Mit Einbruch der kalten Jahreszeit bildet sich Kondenswasser auf verschiedenen Oberflächen, die warmer und kalter Luft ausgesetzt sind. Hohe Luftfeuchtigkeit und plötzliche Temperaturschwankungen begünstigen diesen Prozess.
In Wohnräumen beschlagen vor allem Glasscheiben. Um Kondensation an Kunststofffenstern zu verhindern, tauschen viele Holzrahmen gegen Kunststofffenster aus.
Leider kann der Austausch alter Fenster gegen moderne Doppelverglasung das Problem manchmal sogar verschlimmern.
Kondenswasser an Kunststofffenstern
Zunächst sollten die möglichen Ursachen besprochen werden. Einige davon lassen sich beheben. Dies trägt dazu bei, das Kondensationsproblem zu beseitigen.
Mangelhafte Qualität von Kunststofffenstern mit Einfachverglasung
Das Problem lässt sich durch den Austausch des Fensters lösen. Reparaturkosten können gespart werden, indem nur die Doppelverglasung durch Energiesparverglasung ersetzt wird.
Außerdem ist es notwendig, die äußeren Fensterflächen zu dämmen. Dies ist jedoch eine eher radikale Methode und nicht für jeden geeignet.
Schlechte Belüftung und hohe Luftfeuchtigkeit in der Wohnung
Es wird empfohlen, den Raum regelmäßig zu lüften und beim Kochen oder Baden die Dunstabzugshaube einzuschalten.
Bei unzureichender natürlicher Belüftung sollten Lüftungsanlagen installiert werden.
Luftentfeuchter können zusätzlich angeschafft werden, falls einfaches Lüften nicht ausreicht.
Die Heizung ist ineffizient und der Taupunkt wurde falsch berechnet.
Wenn der Heizkörper nicht ausreichend heizt, erwärmt sich der Fensterbereich nicht richtig und die Scheiben beschlagen.
Erwägen Sie die Installation zusätzlicher Heizkörper, idealerweise in der Nähe des betroffenen Fensters.
Mit steigender Raumtemperatur lassen sich Feuchtigkeit und Kondenswasserbildung an den Scheiben vermeiden.
Falsche Platzierung des Heizkörpers. Dadurch sammelt sich Feuchtigkeit in Fensternähe und setzt sich auf den Scheiben ab. Spezielle Lüftungsgitter und wärmereflektierende Folien können Abhilfe schaffen.
Zu viele feuchtigkeitsliebende Zimmerpflanzen auf der Fensterbank. Alles in Maßen. Pflanzenblätter verdunsten Feuchtigkeit, überschüssige Feuchtigkeit führt zu Kondensation.
Um erhöhte Luftfeuchtigkeit in Innenräumen zu vermeiden, entfernen Sie einige Blumentöpfe von der Fensterbank und verteilen Sie sie auf verschiedene Räume.
Wie man Kondenswasser an Kunststofffenstern bekämpft
Wenn sich die Ursachen des Kondenswassers nicht beheben lassen, müssen Sie die Folgen bekämpfen. Dies gelingt mit leicht erhältlichen Mitteln.
Polyethylenfolie: Durch das Aufbringen einer speziellen Schutzfolie auf das Glas kann das Beschlagen verhindert werden. Polyethylen verbessert die Energieeffizienz von Doppelglasfenstern und isoliert den Raum deutlich.
Glycerin: Dieses Apothekenprodukt verhindert das Absetzen von Tau auf Fensterscheiben. Lösen Sie zehn Tropfen Glycerin in einem Liter sauberem Wasser auf, tränken Sie einen Schwamm mit der Flüssigkeit und wischen Sie die Scheiben damit ab.
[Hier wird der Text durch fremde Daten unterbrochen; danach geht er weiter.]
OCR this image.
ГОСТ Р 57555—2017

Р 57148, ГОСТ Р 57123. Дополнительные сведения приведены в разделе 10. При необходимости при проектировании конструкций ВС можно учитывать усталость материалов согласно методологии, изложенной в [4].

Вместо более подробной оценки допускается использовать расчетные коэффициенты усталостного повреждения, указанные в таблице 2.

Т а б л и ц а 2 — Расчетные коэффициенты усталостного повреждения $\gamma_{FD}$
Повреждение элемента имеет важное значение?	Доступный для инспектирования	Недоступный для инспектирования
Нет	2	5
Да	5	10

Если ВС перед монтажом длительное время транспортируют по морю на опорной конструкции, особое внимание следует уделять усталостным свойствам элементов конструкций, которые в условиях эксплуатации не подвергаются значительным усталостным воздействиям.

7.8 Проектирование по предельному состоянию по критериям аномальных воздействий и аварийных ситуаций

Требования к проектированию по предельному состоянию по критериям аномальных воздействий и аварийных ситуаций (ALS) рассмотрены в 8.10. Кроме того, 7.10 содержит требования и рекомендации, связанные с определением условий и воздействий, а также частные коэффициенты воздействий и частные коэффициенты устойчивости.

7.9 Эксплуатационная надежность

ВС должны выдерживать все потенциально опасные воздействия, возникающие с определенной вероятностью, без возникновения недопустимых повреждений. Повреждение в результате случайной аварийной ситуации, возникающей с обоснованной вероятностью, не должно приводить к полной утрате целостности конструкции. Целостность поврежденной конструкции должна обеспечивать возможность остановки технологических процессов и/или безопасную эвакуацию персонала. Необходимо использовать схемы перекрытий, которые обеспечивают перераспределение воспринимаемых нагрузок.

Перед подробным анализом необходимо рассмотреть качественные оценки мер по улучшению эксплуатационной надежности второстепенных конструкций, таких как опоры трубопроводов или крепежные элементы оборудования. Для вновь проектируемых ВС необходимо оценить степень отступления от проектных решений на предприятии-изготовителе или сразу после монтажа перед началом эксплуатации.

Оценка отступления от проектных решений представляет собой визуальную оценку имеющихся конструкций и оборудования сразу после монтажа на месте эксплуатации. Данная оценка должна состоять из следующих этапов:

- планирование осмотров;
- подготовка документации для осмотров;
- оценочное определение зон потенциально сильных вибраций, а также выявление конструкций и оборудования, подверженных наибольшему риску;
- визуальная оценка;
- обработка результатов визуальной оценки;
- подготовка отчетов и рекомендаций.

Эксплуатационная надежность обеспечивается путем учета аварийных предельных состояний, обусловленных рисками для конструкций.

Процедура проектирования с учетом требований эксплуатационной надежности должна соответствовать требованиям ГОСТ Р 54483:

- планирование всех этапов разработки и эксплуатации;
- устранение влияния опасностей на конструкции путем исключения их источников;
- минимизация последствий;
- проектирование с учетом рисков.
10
Streifen auf transparenten Oberflächen lassen sich mit einem Tuch oder einem speziellen Tuch entfernen.
Ammoniak: Das Waschen von Fenstern mit Wasser und Ammoniaklösung macht das Glas nicht nur sauber und glänzend, sondern reduziert auch die Beschlagneigung.
Backpulver: Natron reduziert das Beschlagen von Glas. Mischen Sie zwei Esslöffel Backpulver mit einem Liter Wasser und rühren Sie gut um.
Tränken Sie einen Schwamm in der Lösung und befeuchten Sie die Scheibe. Nachdem die Fenster an der Luft getrocknet sind, wischen Sie sie mit einem trockenen Tuch oder einer Serviette ab.
Salz. Stellen Sie eine Tasse oder Untertasse mit etwas Salz auf die Fensterbank.
Natriumchlorid absorbiert aktiv Feuchtigkeit und reduziert so die Taubildung auf der Scheibe. Der Inhalt der Tasse sollte regelmäßig ausgetauscht werden.